Medical device and pharmaceutical vendors in the regulated health care industry are feverishly trying to develop Web 2.0 strategies that leverage social technologies to connect with patients and health care providers. However, progress has been slow, in large part due to the FDA’s existing regulations on product labeling and the lack of clear guidance on how existing regulations from traditional print and television media apply to the newer, internet-enabled Web 2.0 channel.

My use of the term “social technologies” is a conscious choice over the ubiquitous “social media”. The latter connotes a communications strategy aimed at pushing out a message, as the marketing function has traditionally done through newspapers, magazines, and television. The tools that enable social interaction on the internet are capable of offering companies much more than an outbound marketing channel. When used effectively, Web 2.0 enables individuals to come together as a community. I posit that Web 2.0 has flourished in settings where individual users perceive a direct benefit from their engagement, and where they feel empowered and free to interact. Companies that can create the right environment for their customers will reap much more benefit than can be achieved from “just another outbound marketing channel”; these companies will be able to harness their communities’ collective wisdom for driving innovation processes and rely on customer-to-customer interaction for word of mouth marketing and for solving simple service requests.

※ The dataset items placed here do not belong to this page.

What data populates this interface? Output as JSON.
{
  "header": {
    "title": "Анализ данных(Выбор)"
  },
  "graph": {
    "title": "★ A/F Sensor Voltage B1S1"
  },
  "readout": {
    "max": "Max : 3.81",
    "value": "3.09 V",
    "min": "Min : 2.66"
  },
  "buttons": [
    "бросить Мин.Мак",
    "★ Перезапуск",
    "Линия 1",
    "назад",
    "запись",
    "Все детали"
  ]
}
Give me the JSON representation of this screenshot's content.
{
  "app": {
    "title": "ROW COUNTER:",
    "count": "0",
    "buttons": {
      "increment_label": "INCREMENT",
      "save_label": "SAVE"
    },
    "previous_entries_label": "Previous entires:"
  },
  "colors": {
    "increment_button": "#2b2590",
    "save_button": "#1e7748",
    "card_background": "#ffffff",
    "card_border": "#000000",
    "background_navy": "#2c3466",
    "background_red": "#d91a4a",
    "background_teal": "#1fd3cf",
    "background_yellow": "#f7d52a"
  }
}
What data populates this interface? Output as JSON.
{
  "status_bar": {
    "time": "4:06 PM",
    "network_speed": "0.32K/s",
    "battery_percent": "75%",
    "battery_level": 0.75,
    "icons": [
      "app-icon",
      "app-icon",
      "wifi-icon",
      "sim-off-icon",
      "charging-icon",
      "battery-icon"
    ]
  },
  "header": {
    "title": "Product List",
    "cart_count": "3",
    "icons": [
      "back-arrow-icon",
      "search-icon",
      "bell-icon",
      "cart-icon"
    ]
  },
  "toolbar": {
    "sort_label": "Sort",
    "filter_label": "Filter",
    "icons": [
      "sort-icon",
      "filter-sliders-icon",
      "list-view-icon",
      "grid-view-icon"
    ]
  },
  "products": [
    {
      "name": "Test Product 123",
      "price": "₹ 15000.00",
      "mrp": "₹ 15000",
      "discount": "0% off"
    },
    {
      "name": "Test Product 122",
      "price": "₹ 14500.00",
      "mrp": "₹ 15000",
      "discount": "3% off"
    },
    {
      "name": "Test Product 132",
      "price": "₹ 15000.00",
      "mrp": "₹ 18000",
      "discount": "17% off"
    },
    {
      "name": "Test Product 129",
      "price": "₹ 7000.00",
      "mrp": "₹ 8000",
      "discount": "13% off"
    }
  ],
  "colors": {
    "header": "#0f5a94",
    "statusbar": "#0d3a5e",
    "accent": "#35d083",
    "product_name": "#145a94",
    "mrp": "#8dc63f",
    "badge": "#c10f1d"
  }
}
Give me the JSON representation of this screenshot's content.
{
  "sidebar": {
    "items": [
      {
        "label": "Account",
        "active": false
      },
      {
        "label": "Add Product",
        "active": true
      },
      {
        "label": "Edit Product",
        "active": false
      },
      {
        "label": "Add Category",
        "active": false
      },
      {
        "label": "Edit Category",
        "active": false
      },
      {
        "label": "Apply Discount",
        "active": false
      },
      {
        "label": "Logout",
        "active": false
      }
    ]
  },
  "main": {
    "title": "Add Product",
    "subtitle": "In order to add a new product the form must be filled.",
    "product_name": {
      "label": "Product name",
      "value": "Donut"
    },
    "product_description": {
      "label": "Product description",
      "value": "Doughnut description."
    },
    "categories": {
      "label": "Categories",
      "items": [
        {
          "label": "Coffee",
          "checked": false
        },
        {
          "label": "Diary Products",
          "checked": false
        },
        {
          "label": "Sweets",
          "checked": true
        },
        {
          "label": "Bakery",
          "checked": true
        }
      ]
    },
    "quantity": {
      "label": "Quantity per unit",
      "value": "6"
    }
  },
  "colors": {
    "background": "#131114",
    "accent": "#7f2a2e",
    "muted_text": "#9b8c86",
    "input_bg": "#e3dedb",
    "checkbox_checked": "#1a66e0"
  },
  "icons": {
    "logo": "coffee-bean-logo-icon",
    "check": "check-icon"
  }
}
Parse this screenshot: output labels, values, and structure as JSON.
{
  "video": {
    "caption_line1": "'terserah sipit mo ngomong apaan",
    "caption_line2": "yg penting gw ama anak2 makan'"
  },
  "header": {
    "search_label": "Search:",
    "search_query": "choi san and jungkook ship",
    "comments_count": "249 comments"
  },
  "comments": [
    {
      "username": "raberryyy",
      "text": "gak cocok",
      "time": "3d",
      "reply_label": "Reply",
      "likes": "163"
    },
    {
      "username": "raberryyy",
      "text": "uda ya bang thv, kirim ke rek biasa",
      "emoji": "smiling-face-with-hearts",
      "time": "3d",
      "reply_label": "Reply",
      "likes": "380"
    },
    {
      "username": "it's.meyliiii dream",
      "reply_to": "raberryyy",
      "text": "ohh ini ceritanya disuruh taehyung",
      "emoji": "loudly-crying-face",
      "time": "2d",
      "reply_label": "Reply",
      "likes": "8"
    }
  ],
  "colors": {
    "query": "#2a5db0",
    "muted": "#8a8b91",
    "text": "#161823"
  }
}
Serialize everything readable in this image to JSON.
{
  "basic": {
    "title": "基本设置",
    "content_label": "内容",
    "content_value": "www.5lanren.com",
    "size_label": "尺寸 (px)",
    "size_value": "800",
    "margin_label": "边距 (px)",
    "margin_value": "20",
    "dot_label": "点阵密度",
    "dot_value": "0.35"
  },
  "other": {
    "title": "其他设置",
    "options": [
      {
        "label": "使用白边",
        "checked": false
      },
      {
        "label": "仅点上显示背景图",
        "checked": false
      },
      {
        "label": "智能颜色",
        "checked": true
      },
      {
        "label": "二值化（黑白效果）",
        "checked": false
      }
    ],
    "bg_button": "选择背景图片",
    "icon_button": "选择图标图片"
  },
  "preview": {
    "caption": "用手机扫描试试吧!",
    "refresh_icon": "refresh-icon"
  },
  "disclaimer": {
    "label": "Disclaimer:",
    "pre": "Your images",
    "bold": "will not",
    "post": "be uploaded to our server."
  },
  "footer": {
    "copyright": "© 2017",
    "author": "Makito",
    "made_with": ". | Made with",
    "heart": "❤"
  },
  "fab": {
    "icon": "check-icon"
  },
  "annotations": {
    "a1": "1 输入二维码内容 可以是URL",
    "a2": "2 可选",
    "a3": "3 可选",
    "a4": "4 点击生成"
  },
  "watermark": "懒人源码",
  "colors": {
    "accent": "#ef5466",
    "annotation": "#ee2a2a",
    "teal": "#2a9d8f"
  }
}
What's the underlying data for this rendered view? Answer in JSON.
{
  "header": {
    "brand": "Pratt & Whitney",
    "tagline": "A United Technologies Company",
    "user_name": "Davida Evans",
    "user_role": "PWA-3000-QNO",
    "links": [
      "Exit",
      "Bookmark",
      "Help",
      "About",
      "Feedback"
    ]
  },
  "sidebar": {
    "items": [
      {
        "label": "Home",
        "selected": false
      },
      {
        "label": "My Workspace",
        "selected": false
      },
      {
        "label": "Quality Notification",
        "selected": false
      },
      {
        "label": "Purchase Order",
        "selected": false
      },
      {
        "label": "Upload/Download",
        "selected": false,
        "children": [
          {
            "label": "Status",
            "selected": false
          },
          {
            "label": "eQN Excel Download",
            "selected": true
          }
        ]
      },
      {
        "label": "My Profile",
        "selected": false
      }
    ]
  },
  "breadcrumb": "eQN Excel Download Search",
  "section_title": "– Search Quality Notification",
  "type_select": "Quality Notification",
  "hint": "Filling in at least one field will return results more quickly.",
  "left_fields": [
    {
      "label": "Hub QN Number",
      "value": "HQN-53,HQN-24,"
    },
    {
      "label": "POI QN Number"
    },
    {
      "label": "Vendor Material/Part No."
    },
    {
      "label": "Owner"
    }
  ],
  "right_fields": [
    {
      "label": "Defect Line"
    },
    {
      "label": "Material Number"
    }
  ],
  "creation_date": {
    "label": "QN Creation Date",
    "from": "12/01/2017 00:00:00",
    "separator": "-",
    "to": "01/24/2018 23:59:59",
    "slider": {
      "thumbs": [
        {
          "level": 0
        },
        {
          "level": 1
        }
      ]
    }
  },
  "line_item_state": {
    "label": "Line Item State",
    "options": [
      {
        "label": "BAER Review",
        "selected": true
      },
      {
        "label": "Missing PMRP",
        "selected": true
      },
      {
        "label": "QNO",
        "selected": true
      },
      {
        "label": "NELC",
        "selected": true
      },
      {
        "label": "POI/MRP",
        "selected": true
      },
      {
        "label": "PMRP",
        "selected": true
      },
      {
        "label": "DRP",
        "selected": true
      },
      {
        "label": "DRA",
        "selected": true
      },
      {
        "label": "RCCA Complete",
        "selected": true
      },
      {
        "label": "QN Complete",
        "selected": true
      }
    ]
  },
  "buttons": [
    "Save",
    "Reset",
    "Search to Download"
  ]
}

One of the key, fundamental differences between the old and new channels is directionality. Print and television are largely unidirectional, allowing vendors to disseminate a carefully crafted message that complies with FDA regulations. The internet made it easier for customers and vendors to engage in instant dialogues, which can still be controlled and made to comply with regulations on labeling. On the other hand, Web 2.0 social technologies bring together groups of people so that they can interact with one another. These tools benefit from network externalities, but as the number of engaged users grows, the resulting multilogues become harder, if not impossible, to control. Further complicating matters are tools like Google’s SideWiki, which allows a user to visit any site and to leave comments in the margins of the web page. The comments are stored on Google’s servers and are adjoined to the site’s web page only in the users’ web browser. The website owners have no control over the comments that visitors leave in the SideWiki [1] but a naïve third party may go to the company’s website, stumble upon the SideWiki discussion, and think that the company is somehow involved. Legal and regulatory teams fear that a visitor may discuss an unapproved application of their medical device, and that the FDA will hold the company responsible for off-label promotion. Unfortunately, the FDA has not provided guidance and companies can’t control and don’t have the resources to respond to every SideWiki comment on every page that may be left on their websites.


[1] Last month, Google announced a webmaster SideWiki entry which allows the owner of the website to write a special SideWiki entry that will remain the top entry of that page. This may be exactly what the FDA regulated industry ordered; companies will now be able to leave a disclaimer distancing themselves from the rest of the user generated notes in the margins.